Prof. Ujjal Bhawal  (Bangladesh)

EDUCATIONAL BACKGROUND

1987-1993             Dhaka Dental College, Bangladesh(DDS)
1997-2001             Hiroshima University Graduate School of Dentistry, Japan(Ph.D. from Hiroshima University)

RESEARCH AND PROFESSIONAL EXPERIENCE
2004-2006             Research Fellow, Department of Biochemistry, Hiroshima University  School of Dentistry, Japan
2006-present         Researcher, Department of Molecular Pathology, Nara Medical University,Japan
2006-2011             Research Fellow, Kanagawa Dental University, Japan
2011-present         Visiting Lecturer, Kanagawa Dental University, Japan
2011-present         Assistant Professor, Department of Biochemistry and Molecular Biology, Nihon University School of Dentistry at Matsudo, Japan

 

Topic :

Low Level Laser Therapy (LLLT): Drug free pain relief and better healing

 

Abstract :

OBJECTIVE: Clinical applications for low-level laser therapy (LLLT) include xerostomia, wound healing, and treatment for various forms of inflammation. However, the mechanisms of cell proliferation and anti-inflammatory effects induced by LLLT are still poorly understood. Diabetes can lead to a marked dysfunction of the secretory capacity in salivary glands.

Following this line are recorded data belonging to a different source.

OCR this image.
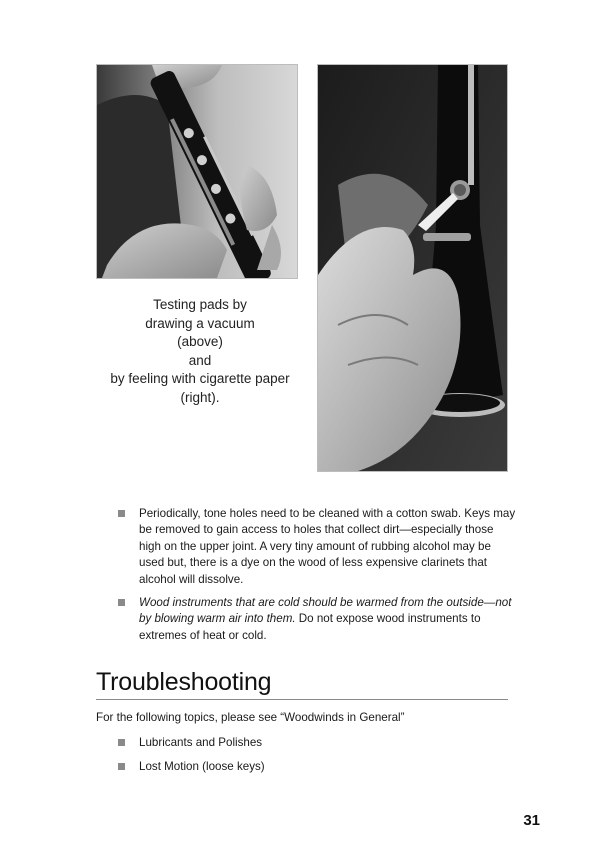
Testing pads by
drawing a vacuum
(above)
and
by feeling with cigarette paper
(right).
Periodically, tone holes need to be cleaned with a cotton swab. Keys may be removed to gain access to holes that collect dirt—especially those high on the upper joint. A very tiny amount of rubbing alcohol may be used but, there is a dye on the wood of less expensive clarinets that alcohol will dissolve.
Wood instruments that are cold should be warmed from the outside—not by blowing warm air into them. Do not expose wood instruments to extremes of heat or cold.
Troubleshooting
For the following topics, please see “Woodwinds in General”
Lubricants and Polishes
Lost Motion (loose keys)
31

RESEARCH DESIGN: Experimental diabetic rat model was induced by administration of streptozotocin. Twenty-nine days after the induction, the submandibular glands (SMG) of experimental groups (DL) were irradiated with diode laser with energy density of 20J/cm² (660nm/70mW). The animals were euthanized, and the SMG was dissected 24 hours after irradiation.

RESULTS: LLLT reduced the inflammation markers, HMGB1 and AGE, and increased proliferation of salivary glands cells through cAMP/CREB signaling pathway, mediated by p42/44 MAPK signaling. LLLT also decreased TNF-α-induced apoptosis in diabetic salivary glands via caspase-3 pathway.

CONCLUSIONS: These findings elucidate a mechanism for LLLT that function in cell proliferation and survival of diabetic rat SMG via cAMP/CREB signaling pathway, mediated by p42/44 MAPK signaling. Taken together, LLLT may have a great therapeutic potential in the treatment of degenerative changes in diabetic salivary glands, by attenuating inflammation and cell death. Furthermore, increasing proliferation, that can contribute to improve the salivary gland function in diabetes.